Worsening scientific warnings of climate change’s toll are driving the urgency among the Democratic rank-and-file. A United Nations report this summer, dubbed a code red for the planet, found a 1.1 degrees Celsius of warming already baked in since the pre-industrial era due to burning of fossil fuels like coal, natural gas and oil.
Many Democrats remain doubtful that they’ll ultimately be able to get Manchin on board with the scale of climate investments they want. Majority Whip Dick Durbin said Tuesday he was unsure of how the party-line bill would treat climate change.
“I hope that there are areas — I think there are areas — where we can find some agreement,” Durbin told reporters. “There are some things he doesn’t agree with — clean electricity is one of them.”
Privately, Democrats are scrambling to produce something big that can win Manchin’s vote. One environmental advocate close to the negotiations told POLITICO a “Plan C” on climate change could involve pouring tons more money into grants, loan guarantees and other programs aimed at curbing emissions.
Sen. Jon Tester (D-Mont.) said that plowing more money into research and development could do the trick: “There are things that make a big difference that Joe would agree to.” And Sen. Angus King (I-Maine) said that increasing energy storage could be feasible to Manchin.
“He’s been more receptive to climate-related legislation this year than I expected given [he’s from] a coal state and all that history,” King said.
That still leaves Democratic leaders with a dilemma, since backing a deal that leans heavily on voluntary and research programs almost surely will disappoint climate advocates on and off the Hill. Dozens of Democrats have vowed for months to oppose legislation insufficiently strong on climate provisions under the tagline of “no climate, no deal.”
Beyond the scientific realities, though, lie political ones. Democrats are anxious for Biden to show up at global climate negotiations in early November with proof the U.S. can be counted on to follow through on its emissions-combating commitments. The fear is that, without a national program for clean electricity or an economy-wide carbon tax, other nations won’t buy the president’s rhetoric.
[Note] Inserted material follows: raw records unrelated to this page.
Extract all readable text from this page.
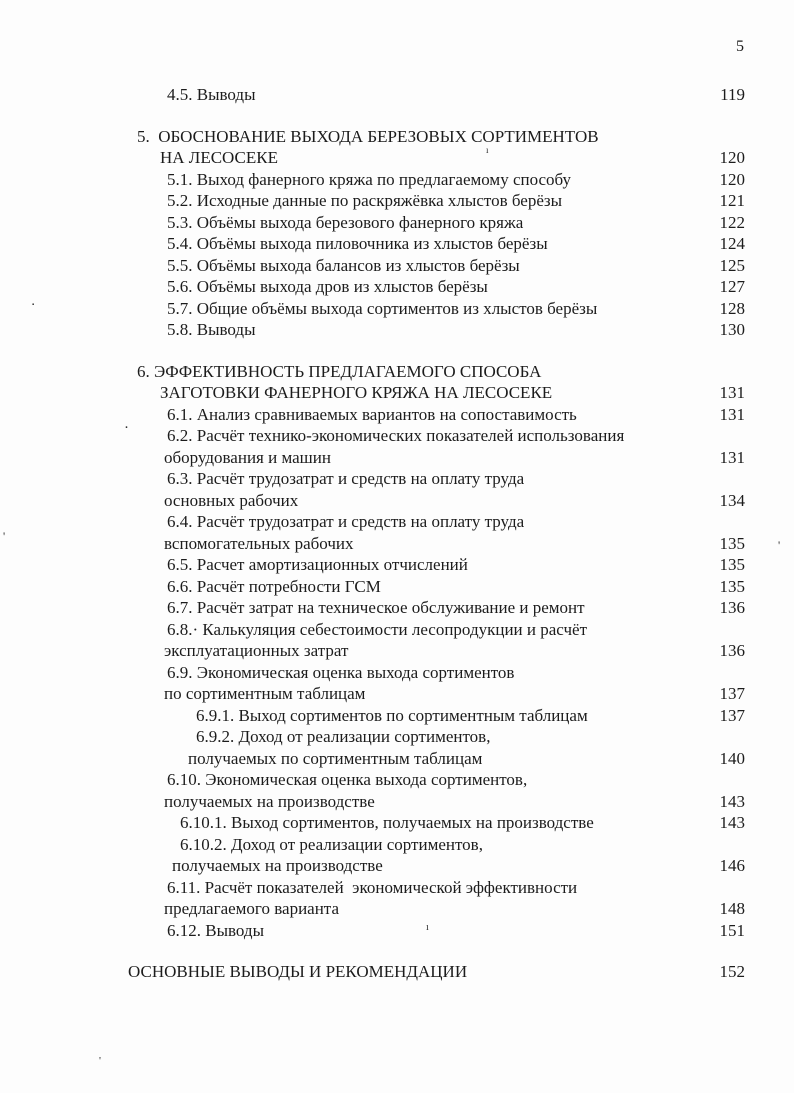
5
4.5. Выводы	119
5.  ОБОСНОВАНИЕ ВЫХОДА БЕРЕЗОВЫХ СОРТИМЕНТОВ
НА ЛЕСОСЕКЕ	120
5.1. Выход фанерного кряжа по предлагаемому способу	120
5.2. Исходные данные по раскряжёвка хлыстов берёзы	121
5.3. Объёмы выхода березового фанерного кряжа	122
5.4. Объёмы выхода пиловочника из хлыстов берёзы	124
5.5. Объёмы выхода балансов из хлыстов берёзы	125
5.6. Объёмы выхода дров из хлыстов берёзы	127
5.7. Общие объёмы выхода сортиментов из хлыстов берёзы	128
5.8. Выводы	130
6. ЭФФЕКТИВНОСТЬ ПРЕДЛАГАЕМОГО СПОСОБА
ЗАГОТОВКИ ФАНЕРНОГО КРЯЖА НА ЛЕСОСЕКЕ	131
6.1. Анализ сравниваемых вариантов на сопоставимость	131
6.2. Расчёт технико-экономических показателей использования
оборудования и машин	131
6.3. Расчёт трудозатрат и средств на оплату труда
основных рабочих	134
6.4. Расчёт трудозатрат и средств на оплату труда
вспомогательных рабочих	135
6.5. Расчет амортизационных отчислений	135
6.6. Расчёт потребности ГСМ	135
6.7. Расчёт затрат на техническое обслуживание и ремонт	136
6.8.· Калькуляция себестоимости лесопродукции и расчёт
эксплуатационных затрат	136
6.9. Экономическая оценка выхода сортиментов
по сортиментным таблицам	137
6.9.1. Выход сортиментов по сортиментным таблицам	137
6.9.2. Доход от реализации сортиментов,
получаемых по сортиментным таблицам	140
6.10. Экономическая оценка выхода сортиментов,
получаемых на производстве	143
6.10.1. Выход сортиментов, получаемых на производстве	143
6.10.2. Доход от реализации сортиментов,
получаемых на производстве	146
6.11. Расчёт показателей  экономической эффективности
предлагаемого варианта	148
6.12. Выводы	151
ОСНОВНЫЕ ВЫВОДЫ И РЕКОМЕНДАЦИИ	152
ı
▪
·
'
'
ı
'
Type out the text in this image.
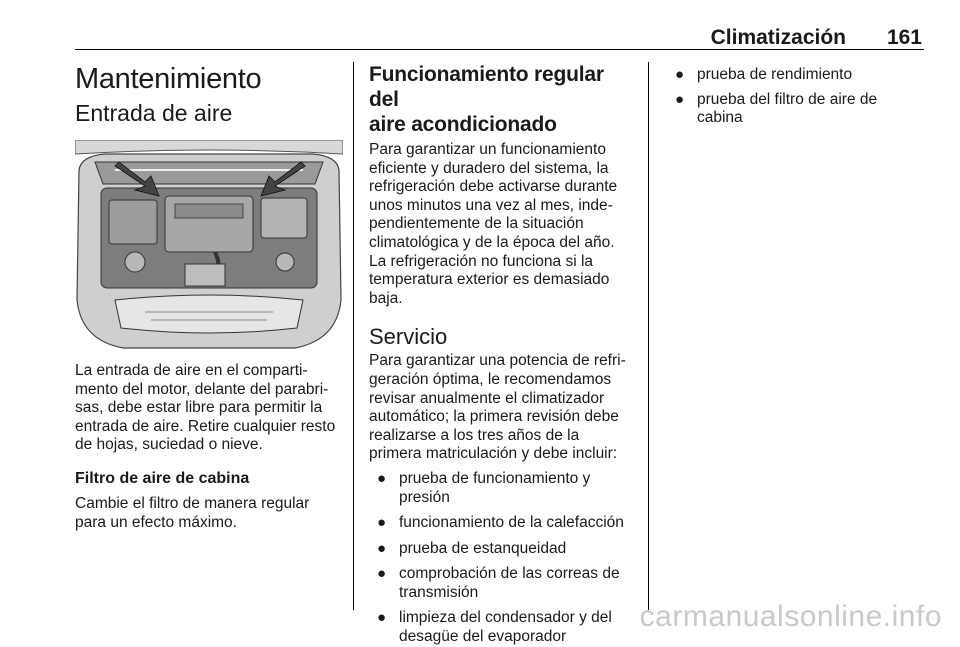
Climatización 161
Mantenimiento
Entrada de aire

La entrada de aire en el comparti-
mento del motor, delante del parabri-
sas, debe estar libre para permitir la
entrada de aire. Retire cualquier resto
de hojas, suciedad o nieve.

Filtro de aire de cabina

Cambie el filtro de manera regular
para un efecto máximo.

Funcionamiento regular del
aire acondicionado

Para garantizar un funcionamiento
eficiente y duradero del sistema, la
refrigeración debe activarse durante
unos minutos una vez al mes, inde-
pendientemente de la situación
climatológica y de la época del año.
La refrigeración no funciona si la
temperatura exterior es demasiado
baja.

Servicio

Para garantizar una potencia de refri-
geración óptima, le recomendamos
revisar anualmente el climatizador
automático; la primera revisión debe
realizarse a los tres años de la
primera matriculación y debe incluir:

● prueba de funcionamiento y
presión
● funcionamiento de la calefacción
● prueba de estanqueidad
● comprobación de las correas de
transmisión
● limpieza del condensador y del
desagüe del evaporador
● prueba de rendimiento
● prueba del filtro de aire de cabina
carmanualsonline.info
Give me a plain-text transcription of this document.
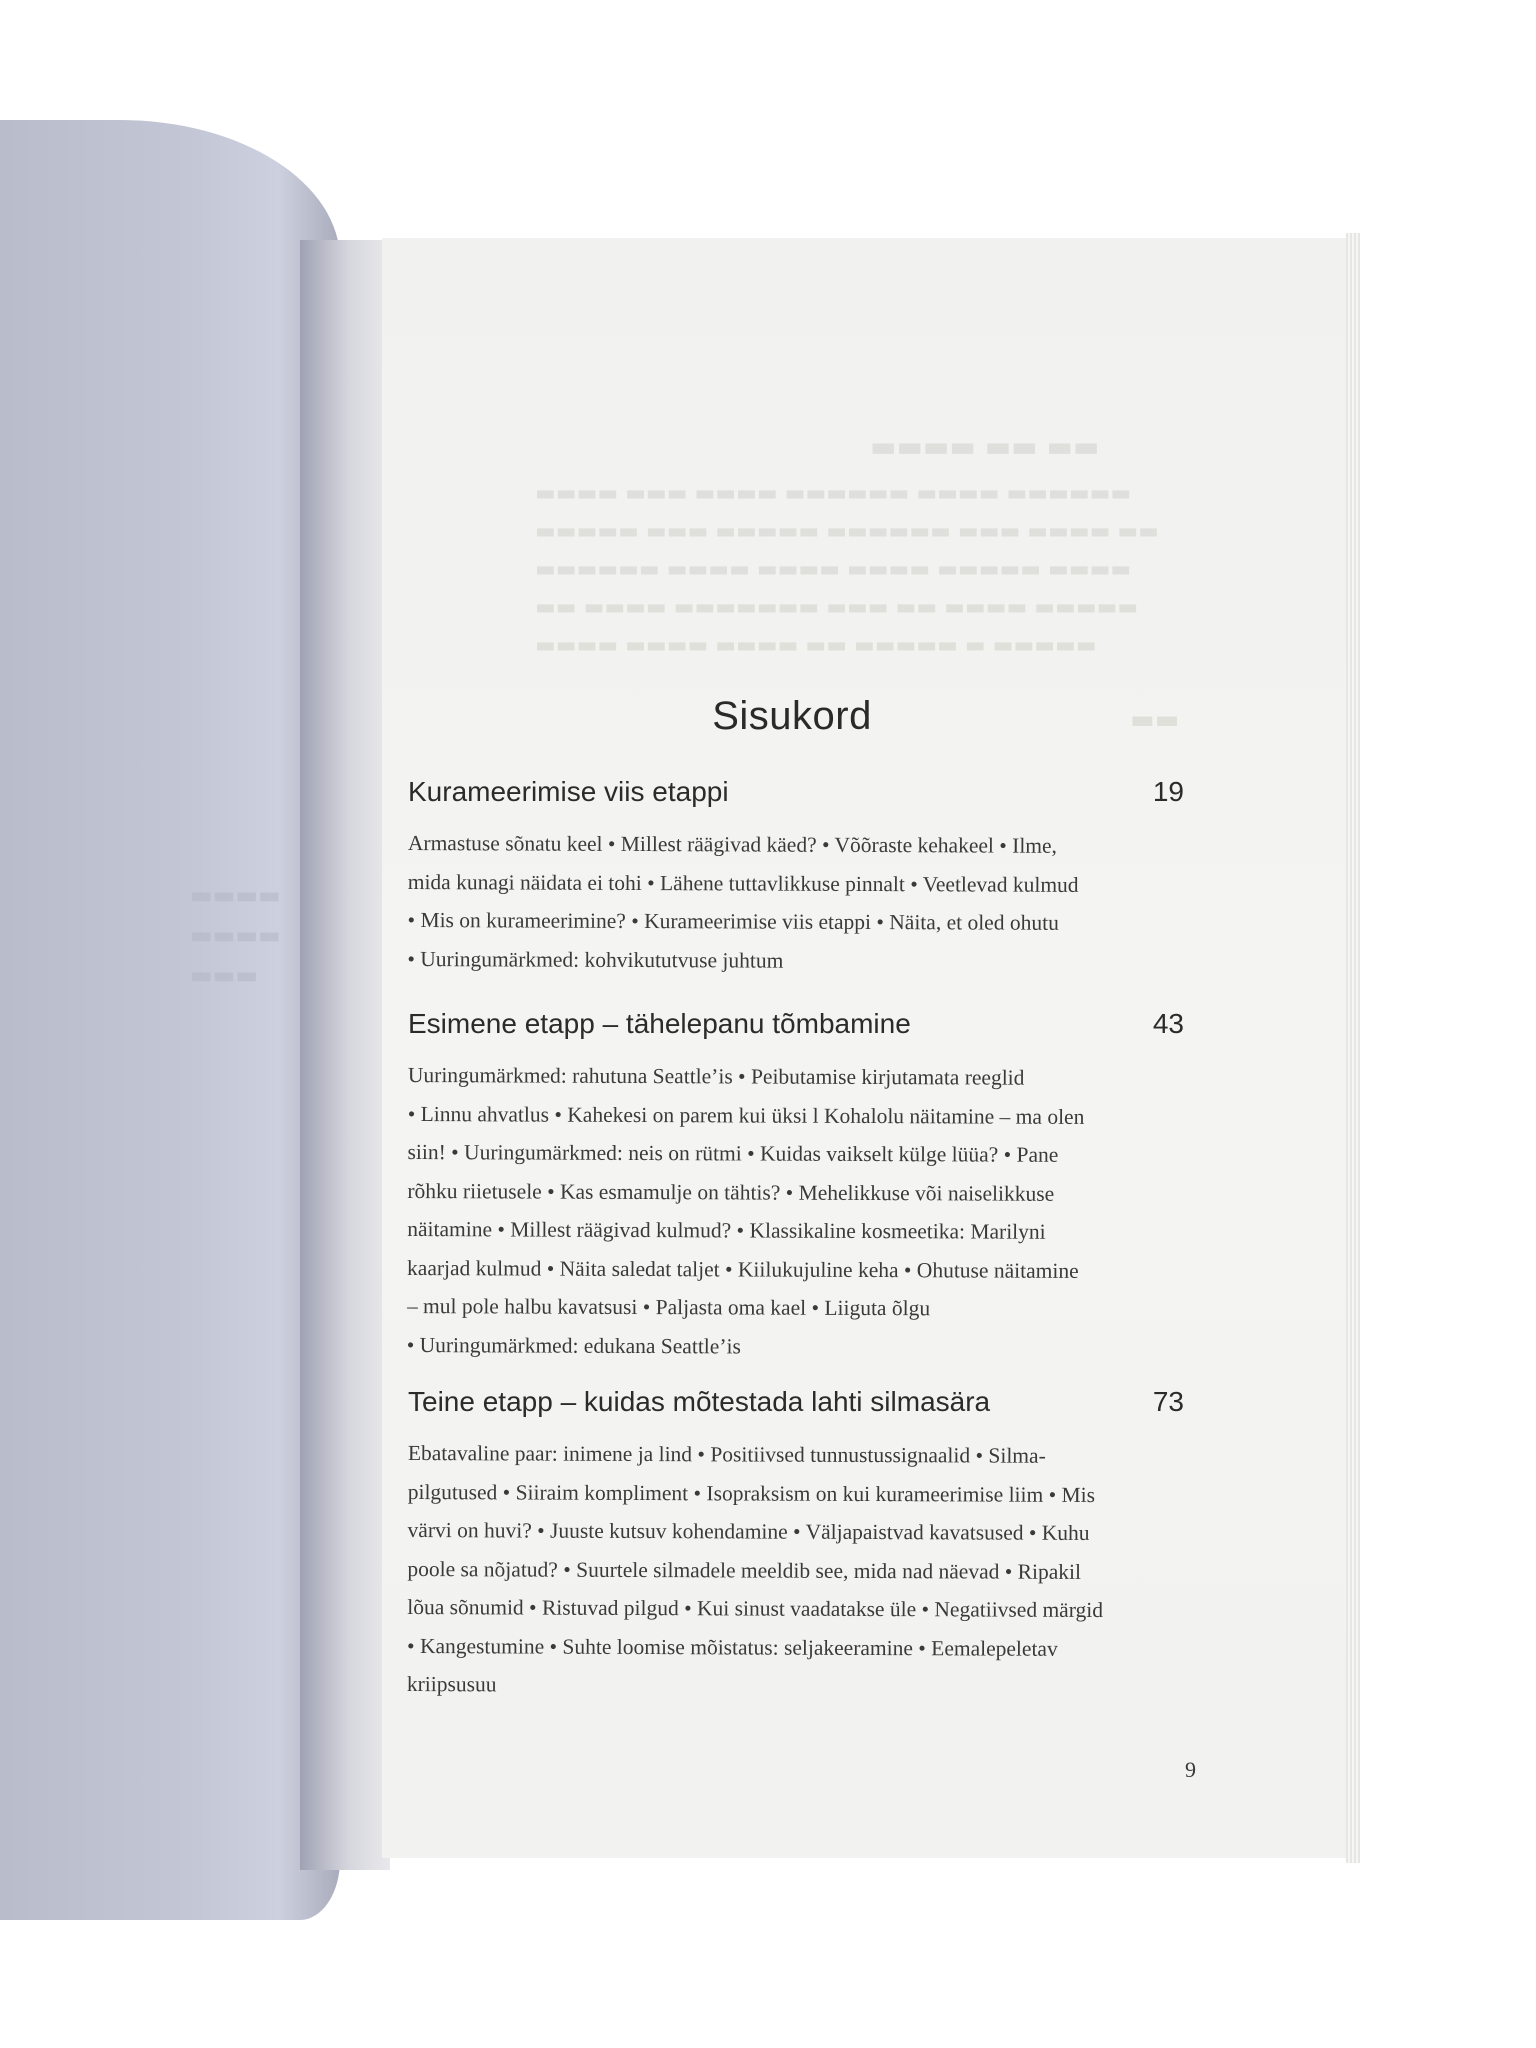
▬▬▬▬
▬▬▬▬
▬▬▬
▬▬▬▬ ▬▬ ▬▬
▬▬▬▬ ▬▬▬ ▬▬▬▬ ▬▬▬▬▬▬ ▬▬▬▬ ▬▬▬▬▬▬
▬▬▬▬▬ ▬▬▬ ▬▬▬▬▬ ▬▬▬▬▬▬ ▬▬▬ ▬▬▬▬ ▬▬
▬▬▬▬▬▬ ▬▬▬▬ ▬▬▬▬ ▬▬▬▬ ▬▬▬▬▬ ▬▬▬▬
▬▬ ▬▬▬▬ ▬▬▬▬▬▬▬ ▬▬▬ ▬▬ ▬▬▬▬ ▬▬▬▬▬
▬▬▬▬ ▬▬▬▬ ▬▬▬▬ ▬▬ ▬▬▬▬▬ ▬ ▬▬▬▬▬
▬▬
Sisukord
Kurameerimise viis etappi	19
Armastuse sõnatu keel • Millest räägivad käed? • Võõraste kehakeel • Ilme,
mida kunagi näidata ei tohi • Lähene tuttavlikkuse pinnalt • Veetlevad kulmud
• Mis on kurameerimine? • Kurameerimise viis etappi • Näita, et oled ohutu
• Uuringumärkmed: kohvikututvuse juhtum
Esimene etapp – tähelepanu tõmbamine	43
Uuringumärkmed: rahutuna Seattle’is • Peibutamise kirjutamata reeglid
• Linnu ahvatlus • Kahekesi on parem kui üksi l Kohalolu näitamine – ma olen
siin! • Uuringumärkmed: neis on rütmi • Kuidas vaikselt külge lüüa? • Pane
rõhku riietusele • Kas esmamulje on tähtis? • Mehelikkuse või naiselikkuse
näitamine • Millest räägivad kulmud? • Klassikaline kosmeetika: Marilyni
kaarjad kulmud • Näita saledat taljet • Kiilukujuline keha • Ohutuse näitamine
– mul pole halbu kavatsusi • Paljasta oma kael • Liiguta õlgu
• Uuringumärkmed: edukana Seattle’is
Teine etapp – kuidas mõtestada lahti silmasära	73
Ebatavaline paar: inimene ja lind • Positiivsed tunnustussignaalid • Silma-
pilgutused • Siiraim kompliment • Isopraksism on kui kurameerimise liim • Mis
värvi on huvi? • Juuste kutsuv kohendamine • Väljapaistvad kavatsused • Kuhu
poole sa nõjatud? • Suurtele silmadele meeldib see, mida nad näevad • Ripakil
lõua sõnumid • Ristuvad pilgud • Kui sinust vaadatakse üle • Negatiivsed märgid
• Kangestumine • Suhte loomise mõistatus: seljakeeramine • Eemalepeletav
kriipsusuu
9
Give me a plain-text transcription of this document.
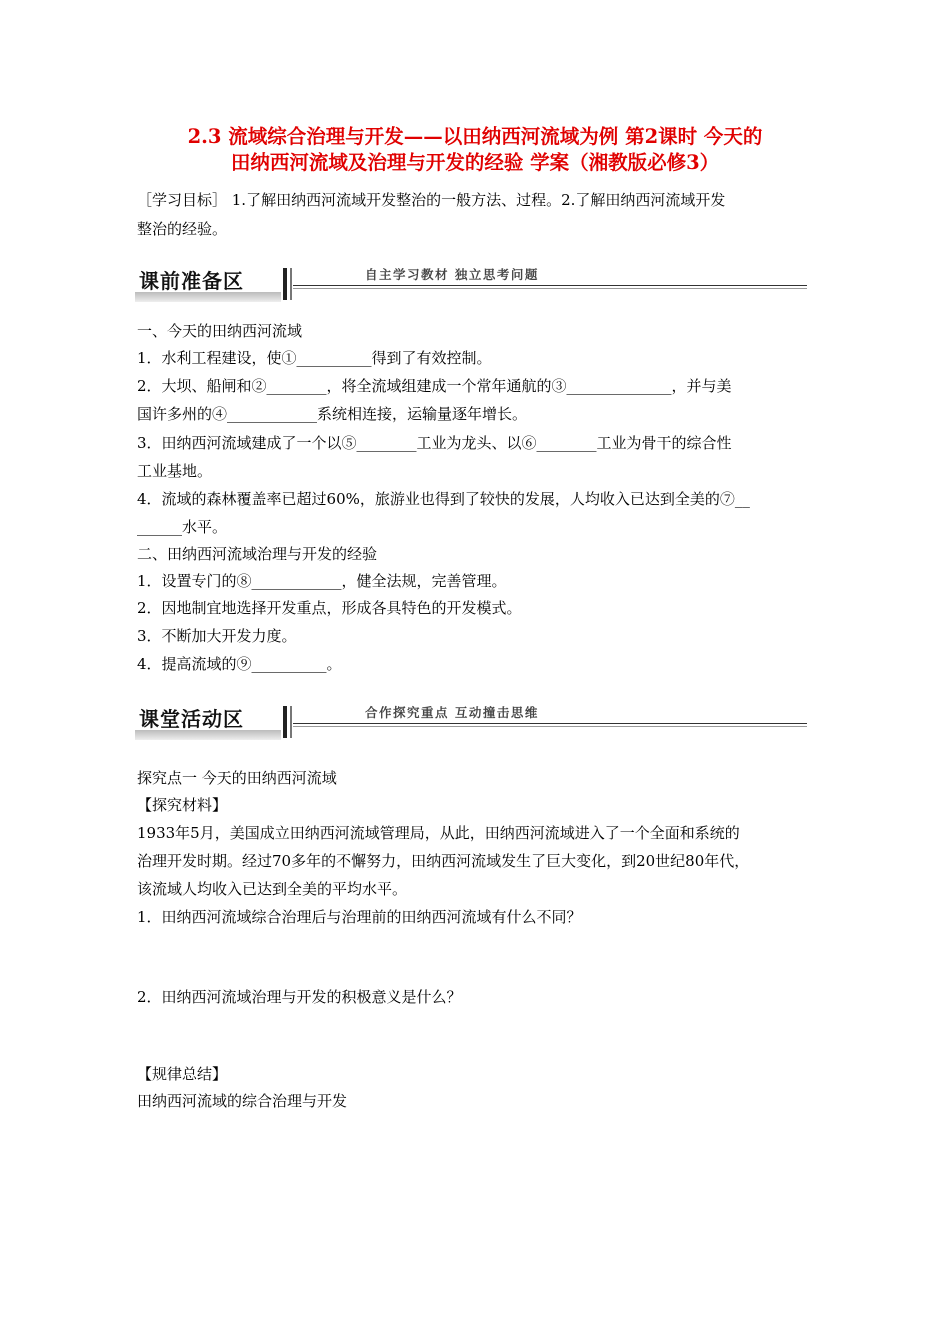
2.3 流域综合治理与开发——以田纳西河流域为例 第2课时 今天的
田纳西河流域及治理与开发的经验 学案（湘教版必修3）
［学习目标］ 1.了解田纳西河流域开发整治的一般方法、过程。2.了解田纳西河流域开发
整治的经验。
课前准备区	自主学习教材 独立思考问题
一、今天的田纳西河流域
1．水利工程建设，使①__________得到了有效控制。
2．大坝、船闸和②________，将全流域组建成一个常年通航的③______________，并与美
国许多州的④____________系统相连接，运输量逐年增长。
3．田纳西河流域建成了一个以⑤________工业为龙头、以⑥________工业为骨干的综合性
工业基地。
4．流域的森林覆盖率已超过60%，旅游业也得到了较快的发展，人均收入已达到全美的⑦__
______水平。
二、田纳西河流域治理与开发的经验
1．设置专门的⑧____________，健全法规，完善管理。
2．因地制宜地选择开发重点，形成各具特色的开发模式。
3．不断加大开发力度。
4．提高流域的⑨__________。
课堂活动区	合作探究重点 互动撞击思维
探究点一 今天的田纳西河流域
【探究材料】
1933年5月，美国成立田纳西河流域管理局，从此，田纳西河流域进入了一个全面和系统的
治理开发时期。经过70多年的不懈努力，田纳西河流域发生了巨大变化，到20世纪80年代，
该流域人均收入已达到全美的平均水平。
1．田纳西河流域综合治理后与治理前的田纳西河流域有什么不同？
2．田纳西河流域治理与开发的积极意义是什么？
【规律总结】
田纳西河流域的综合治理与开发
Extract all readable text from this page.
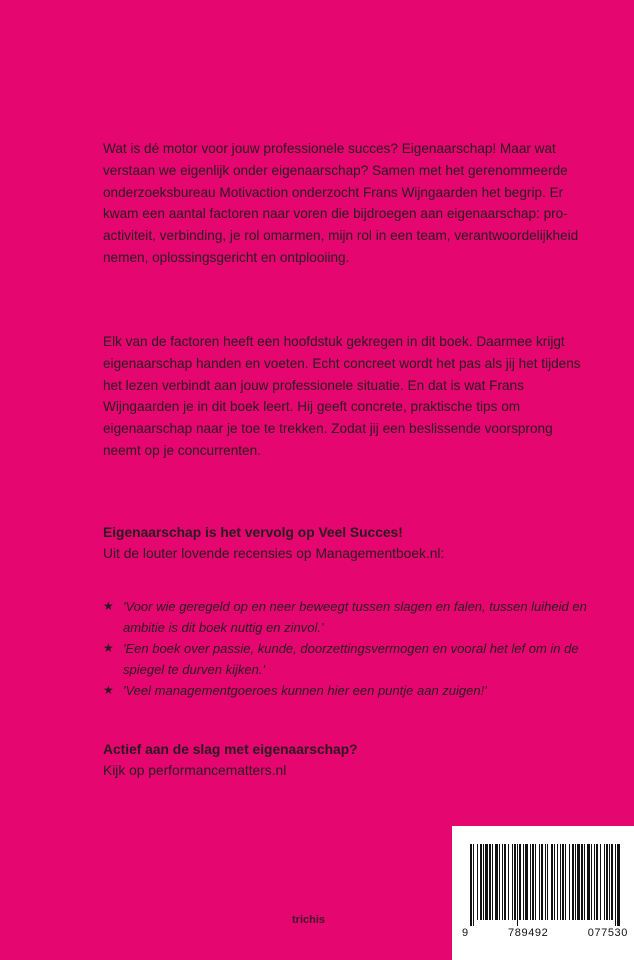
Wat is dé motor voor jouw professionele succes? Eigenaarschap! Maar wat verstaan we eigenlijk onder eigenaarschap? Samen met het gerenommeerde onderzoeksbureau Motivaction onderzocht Frans Wijngaarden het begrip. Er kwam een aantal factoren naar voren die bijdroegen aan eigenaarschap: pro-activiteit, verbinding, je rol omarmen, mijn rol in een team, verantwoordelijkheid nemen, oplossingsgericht en ontplooiing.

Elk van de factoren heeft een hoofdstuk gekregen in dit boek. Daarmee krijgt eigenaarschap handen en voeten. Echt concreet wordt het pas als jij het tijdens het lezen verbindt aan jouw professionele situatie. En dat is wat Frans Wijngaarden je in dit boek leert. Hij geeft concrete, praktische tips om eigenaarschap naar je toe te trekken. Zodat jij een beslissende voorsprong neemt op je concurrenten.

Eigenaarschap is het vervolg op Veel Succes!
Uit de louter lovende recensies op Managementboek.nl:
★ 'Voor wie geregeld op en neer beweegt tussen slagen en falen, tussen luiheid en ambitie is dit boek nuttig en zinvol.'
★ 'Een boek over passie, kunde, doorzettingsvermogen en vooral het lef om in de spiegel te durven kijken.'
★ 'Veel managementgoeroes kunnen hier een puntje aan zuigen!'
Actief aan de slag met eigenaarschap?
Kijk op performancematters.nl
9	789492	077530
trichis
Sen. Chris Murphy (D-Conn.) said this week that he can’t support a reconciliation bill without a climate component. But he contended that his party can still go big without a carbon tax or a new major clean energy transition program, by increasing tax incentives for clean energy and using “other taxing powers beyond a broad carbon tax.”
Sen. Chris Coons (D-Del.), who co-chairs the bipartisan Senate Climate Solution Caucus, said that Democrats are having “purposeful conversations this week” aimed at hashing out “the most possible path forward.”
Manchin has been urging the House to pass the Senate’s bipartisan infrastructure bill, which pours billions into climate resiliency. He says if that can pass before Biden heads to the Glasgow climate talks, it will demonstrate to the world that the U.S. is serious.
But many Democrats say that’s not enough.
“Resiliency is not a solution; resiliency is treatment. If you have heart disease, yes, you need treatment for that. But it’s better off to have a healthy heart,” Heinrich said. “And that’s what climate policy is about.”